The diffusion of light and indefinable facial expressions lend a haunting abstraction to the images. This feeling is enhanced as some images are shown as a series of increasingly tight close-ups. Occasionally this is distracting, calling attention to the grainy quality of the images, but more often it highlights detail and invites you to flip back-and-forth between photographs. It also underlines Henson’s intentions. “I discovered that what interested me, and what fascinated the model as well, was not the particularity of portraiture itself but rather the ambiguous and universalizing nature of the archetype – we were making anti-portraits.”
The elegantly designed Particle Mist captures Henson’s work at a crucial breakthrough, his series of anti-portraits both subverting and luxuriating in their own ravishing beauty.
A film by Michael Haneke
Michael Haneke won the coveted Palm D’Or for The White Ribbon and Amour, but his best work remains a film he made before the accolades started pouring in. For many years, Code Unknown could only be seen in the U.S. via an extremely poor transfer and butchered aspect ratio.

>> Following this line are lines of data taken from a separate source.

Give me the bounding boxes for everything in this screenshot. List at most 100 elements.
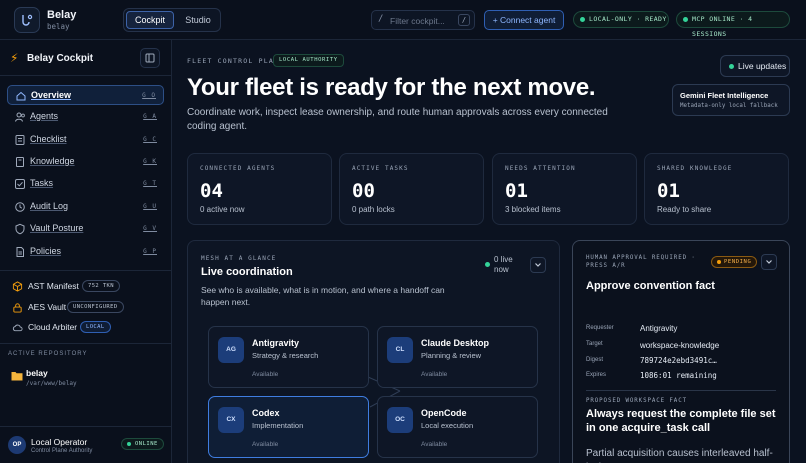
agent-avatar: OC [387, 407, 413, 433]
stat-label: SHARED KNOWLEDGE [657, 165, 733, 172]
shortcut-hint: G U [143, 203, 157, 210]
sidebar-item-label: Policies [30, 246, 62, 256]
belay-logo[interactable] [14, 7, 40, 33]
status-dot [580, 17, 585, 22]
sidebar-item-label: Tasks [30, 178, 54, 188]
book-icon [16, 157, 24, 167]
mode-switch: Cockpit Studio [123, 8, 221, 32]
sidebar-item-checklist[interactable]: Checklist G C [7, 130, 164, 150]
operator-status-badge: ONLINE [121, 438, 164, 450]
chevron-down-icon [766, 260, 772, 264]
filter-input[interactable] [390, 13, 454, 28]
stat-value: 04 [200, 180, 223, 202]
proposed-fact-text: Always request the complete file set in … [586, 408, 776, 434]
shortcut-hint: G C [143, 136, 157, 143]
detail-key: Expires [586, 372, 607, 378]
cloud-icon [12, 324, 23, 332]
tool-cloud-arbiter[interactable]: Cloud Arbiter LOCAL [12, 321, 162, 335]
vault-status-badge: UNCONFIGURED [67, 301, 124, 313]
sidebar-item-vault-posture[interactable]: Vault Posture G V [7, 219, 164, 239]
status-dot [729, 64, 734, 69]
filter-box[interactable]: / / [371, 10, 475, 30]
divider [0, 270, 172, 271]
sidebar-item-policies[interactable]: Policies G P [7, 242, 164, 262]
proposed-fact-description: Partial acquisition causes interleaved h… [586, 448, 773, 463]
agent-role: Strategy & research [252, 351, 319, 360]
folder-icon [11, 372, 23, 381]
local-status-text: LOCAL-ONLY · READY [589, 15, 667, 23]
repo-name[interactable]: belay [26, 368, 48, 378]
agent-name: Claude Desktop [421, 338, 490, 348]
status-dot [127, 442, 131, 446]
agent-card-antigravity[interactable]: AG Antigravity Strategy & research Avail… [208, 326, 369, 388]
sidebar-item-label: Audit Log [30, 201, 69, 211]
tool-label: AES Vault [28, 302, 67, 312]
sidebar-item-knowledge[interactable]: Knowledge G K [7, 152, 164, 172]
lock-icon [13, 303, 22, 313]
sidebar-item-label: Agents [30, 111, 59, 121]
detail-value: Antigravity [640, 324, 678, 333]
agent-name: Codex [252, 408, 280, 418]
tool-aes-vault[interactable]: AES Vault UNCONFIGURED [12, 301, 162, 315]
approval-expand-button[interactable] [761, 254, 777, 270]
sidebar-item-label: Knowledge [30, 156, 75, 166]
page-title: Your fleet is ready for the next move. [187, 74, 596, 101]
stat-label: CONNECTED AGENTS [200, 165, 276, 172]
sidebar-item-tasks[interactable]: Tasks G T [7, 174, 164, 194]
sidebar: ⚡ Belay Cockpit Overview G O Agents G A … [0, 40, 172, 463]
tab-studio[interactable]: Studio [178, 11, 218, 29]
bolt-icon: ⚡ [10, 51, 19, 65]
tool-label: Cloud Arbiter [28, 322, 78, 332]
sidebar-item-audit-log[interactable]: Audit Log G U [7, 197, 164, 217]
sidebar-toggle-icon [145, 53, 155, 63]
stat-value: 01 [657, 180, 680, 202]
agent-role: Implementation [252, 421, 304, 430]
home-icon [16, 91, 26, 101]
stat-subtext: Ready to share [657, 205, 712, 214]
cube-icon [12, 281, 23, 292]
agent-avatar: AG [218, 337, 244, 363]
agent-card-codex[interactable]: CX Codex Implementation Available [208, 396, 369, 458]
shield-icon [15, 223, 25, 235]
sidebar-item-label: Overview [31, 90, 72, 100]
stat-subtext: 0 path locks [352, 205, 395, 214]
divider [586, 390, 776, 391]
agent-card-claude-desktop[interactable]: CL Claude Desktop Planning & review Avai… [377, 326, 538, 388]
sidebar-item-overview[interactable]: Overview G O [7, 85, 164, 105]
arbiter-status-badge: LOCAL [80, 321, 111, 333]
sidebar-item-agents[interactable]: Agents G A [7, 107, 164, 127]
detail-value: 1086:01 remaining [640, 371, 717, 380]
stat-subtext: 3 blocked items [505, 205, 561, 214]
gemini-intelligence-card[interactable]: Gemini Fleet Intelligence Metadata-only … [672, 84, 790, 116]
live-updates-label: Live updates [738, 61, 787, 71]
avatar[interactable]: OP [8, 436, 26, 454]
approval-eyebrow: HUMAN APPROVAL REQUIRED · PRESS A/R [586, 255, 696, 269]
stat-value: 00 [352, 180, 375, 202]
stat-card-needs-attention[interactable]: NEEDS ATTENTION 01 3 blocked items [492, 153, 637, 225]
sidebar-item-label: Vault Posture [30, 223, 84, 233]
stat-card-active-tasks[interactable]: ACTIVE TASKS 00 0 path locks [339, 153, 484, 225]
tab-cockpit[interactable]: Cockpit [126, 11, 174, 29]
page-subtitle: Coordinate work, inspect lease ownership… [187, 107, 608, 132]
agent-card-opencode[interactable]: OC OpenCode Local execution Available [377, 396, 538, 458]
live-updates-button[interactable]: Live updates [720, 55, 790, 77]
local-status-pill: LOCAL-ONLY · READY [573, 11, 669, 28]
tool-label: AST Manifest [28, 281, 79, 291]
mcp-status-text: MCP ONLINE · 4 SESSIONS [692, 15, 753, 38]
brand-name: Belay [47, 9, 77, 21]
collapse-sidebar-button[interactable] [140, 48, 160, 68]
operator-status-text: ONLINE [135, 441, 158, 447]
stat-card-shared-knowledge[interactable]: SHARED KNOWLEDGE 01 Ready to share [644, 153, 789, 225]
detail-key: Target [586, 341, 603, 347]
tool-ast-manifest[interactable]: AST Manifest 752 TKN [12, 280, 162, 294]
active-repository-heading: ACTIVE REPOSITORY [8, 351, 88, 357]
status-dot [683, 17, 688, 22]
document-icon [16, 247, 24, 257]
agent-status: Available [252, 441, 279, 448]
status-badge: PENDING [711, 256, 758, 268]
stat-card-connected-agents[interactable]: CONNECTED AGENTS 04 0 active now [187, 153, 332, 225]
operator-name: Local Operator [31, 437, 88, 447]
belay-logo-icon [22, 14, 33, 26]
connect-agent-button[interactable]: + Connect agent [484, 10, 564, 30]
tasks-icon [15, 179, 25, 189]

Criterion has restored the film’s steely visual sheen for their new Blu-Ray edition, adding illuminating interviews and behind-the-scenes features. They’ve also restored the film’s original subtitle – “Incomplete Tales of Several Journeys” – which sets you up for its multiple, fragmented storylines.
Though originally released in 2000, Code Unknown feels ripped from the headlines with its stories of African and Eastern European immigrants struggling to assimilate into French society. The film starts with a bravura long-take of a busy Parisian street, introducing many of the characters and showing moments of connection between them before following their individual tales. But while the content is consistently compelling, the film’s structure is its most revelatory aspect.

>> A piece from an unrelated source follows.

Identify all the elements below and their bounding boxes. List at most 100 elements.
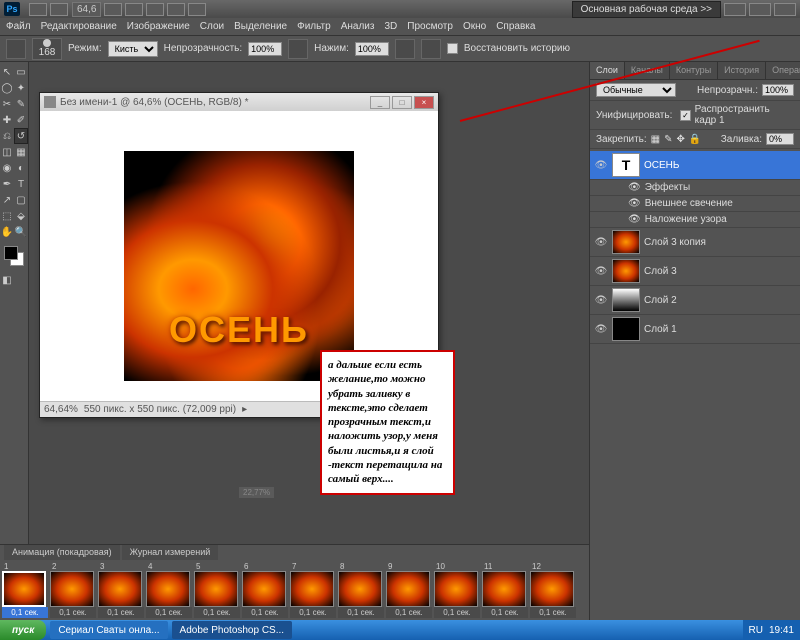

We’re only given pieces of each person’s story, isolated moments from their lives that are filmed in a single shot. The audience is forced to piece these incidents together and bridge the gaps between what’s unseen. The film’s form comes to mirror the characters’ struggles to understand each other and places the audience is in the same position as we’re forced to make assumptions about these lives. Haneke delivers thematic closure, but he refuses to tie up a single story. Code Unknown’s radical incompleteness says more than dozens of decisive endings.